The result is Beach House’s best record to date – a sublime 11 song collection that veers seamlessly between trippy and majestic sounding, each track honed to perfection and underpinned by immersive, indelible melody. Swapping out longtime producer Chris Coady for Pete “Sonic Boom” Kember of Spaceman 3 and Spectrum fame in the role of co-producer alongside the band, 7 comes across as the band’s dreamiest and most accessible collection of songs thus far, equal measures lush chillwave and stately, melancholic dream pop and all set against an achingly beautiful wash of organic sound.

Kember was said to the driving force behind the album, helping the band shed conventions from the creative process and protecting the record from the destructive forces of studio overproduction and over-development, and credit must go to him for doing whatever it took to get the band’s songs to sound this amazing – all warm and polished with an unforced grandeur that is hard to resist and an immediacy that gives it an almost pop-tinged feel. Kember’s masterful sonic tweaking has added weight to the band’s bottom end, giving them a harder edge, whilst still retaining the dream-like quality of the duo’s trademark sound.

Dark Spring – the best of four singles to be broken off from the album – kicks off the album on a high, a more uptempo affair than your normal Beach House fare that is carried along by a fizzing synth line and an incessant drum pattern. As opening salvos go, Dark Spring certainly does the trick in grabbing the attention from the off. The other singles from 7 are Lemon Glow, Dive and Black Car, four superlative tracks that did the job of hyping up expectations prior to the album’s release, such was their high quality.

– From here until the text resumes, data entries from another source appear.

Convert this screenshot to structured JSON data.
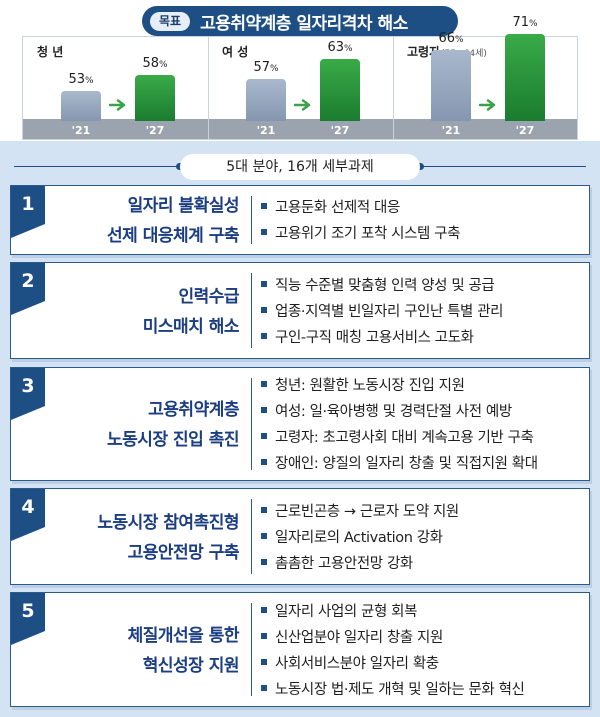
{
  "goal": {
    "badge": "목표",
    "title": "고용취약계층 일자리격차 해소"
  },
  "chart_data": {
    "type": "bar",
    "groups": [
      {
        "title": "청 년",
        "subtitle": "",
        "categories": [
          "'21",
          "'27"
        ],
        "values": [
          53,
          58
        ],
        "unit": "%"
      },
      {
        "title": "여 성",
        "subtitle": "",
        "categories": [
          "'21",
          "'27"
        ],
        "values": [
          57,
          63
        ],
        "unit": "%"
      },
      {
        "title": "고령자",
        "subtitle": "(55~64세)",
        "categories": [
          "'21",
          "'27"
        ],
        "values": [
          66,
          71
        ],
        "unit": "%"
      }
    ],
    "colors": {
      "2021": "#8f9fb6",
      "2027": "#25923a"
    }
  },
  "subtitle": "5대 분야, 16개 세부과제",
  "areas": [
    {
      "num": "1",
      "title": [
        "일자리 불확실성",
        "선제 대응체계 구축"
      ],
      "items": [
        "고용둔화 선제적 대응",
        "고용위기 조기 포착 시스템 구축"
      ]
    },
    {
      "num": "2",
      "title": [
        "인력수급",
        "미스매치 해소"
      ],
      "items": [
        "직능 수준별 맞춤형 인력 양성 및 공급",
        "업종·지역별 빈일자리 구인난 특별 관리",
        "구인-구직 매칭 고용서비스 고도화"
      ]
    },
    {
      "num": "3",
      "title": [
        "고용취약계층",
        "노동시장 진입 촉진"
      ],
      "items": [
        "청년: 원활한 노동시장 진입 지원",
        "여성: 일·육아병행 및 경력단절 사전 예방",
        "고령자: 초고령사회 대비 계속고용 기반 구축",
        "장애인: 양질의 일자리 창출 및 직접지원 확대"
      ]
    },
    {
      "num": "4",
      "title": [
        "노동시장 참여촉진형",
        "고용안전망 구축"
      ],
      "items": [
        "근로빈곤층 → 근로자 도약 지원",
        "일자리로의 Activation 강화",
        "촘촘한 고용안전망 강화"
      ]
    },
    {
      "num": "5",
      "title": [
        "체질개선을 통한",
        "혁신성장 지원"
      ],
      "items": [
        "일자리 사업의 균형 회복",
        "신산업분야 일자리 창출 지원",
        "사회서비스분야 일자리 확충",
        "노동시장 법·제도 개혁 및 일하는 문화 혁신"
      ]
    }
  ]
}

With singles this good, you just knew that the album was going to be special.

Lead single Lemon Glow ebbs and flows like a pop song, albeit a dark one cascading in reverb. The track sounds familiar and inviting like a classic Beach House tune, but with a noisier, industrial vibe. Definitely one of the standout tracks on the album. Dive starts off as a slow burning Spaceman 3-esque trip out number before building up into a stomping psychedelic anthem with soaring guitars and pummelling drums while Black Car is a sumptuous cinematic beauty that swirls in hypnotic fashion with Legrand’s sonorous ice maiden vocals taking centrestage.

Elsewhere, the wonderful Pay No Mind is an enchanting, slow motion pop ballad that comes across like The Shangri-Las covering The Jesus and Mary Chain produced by Kevin Shields doing his best Phil Spector impersonation (phew!), while both Woo and Drunk In LA hark back to band‘s earlier work, all watery reverb – drenched synths and celestial vocals.

There’s an acoustic guitar dancing with swirling synths on the poppy, Mazzy Star-esque highlight Lose Your Smile, adding some welcome new textures to the classic Beach House sound. On the unusual, cinematic sounding L’Innconue, Legrand’s ghostly, multi tracked vocals draw listeners into a hazy dreamscape. Sprawling seven minute closer Last Ride sees out proceedings on an epic high, the song building intently towards an outro of sustained, distorted guitars and warm feedback.

By retooling their sound in a quest for creative rebirth and rejuvenation, Beach House have created their best album yet, an immensely listenable masterpiece of melancholy, mood and majestic melody. A near faultless record, who knew that seventh heaven would sound this beautiful? At the end of the year, don’t be surprised to see vying for the top spot on the usual Album Of The Year lists.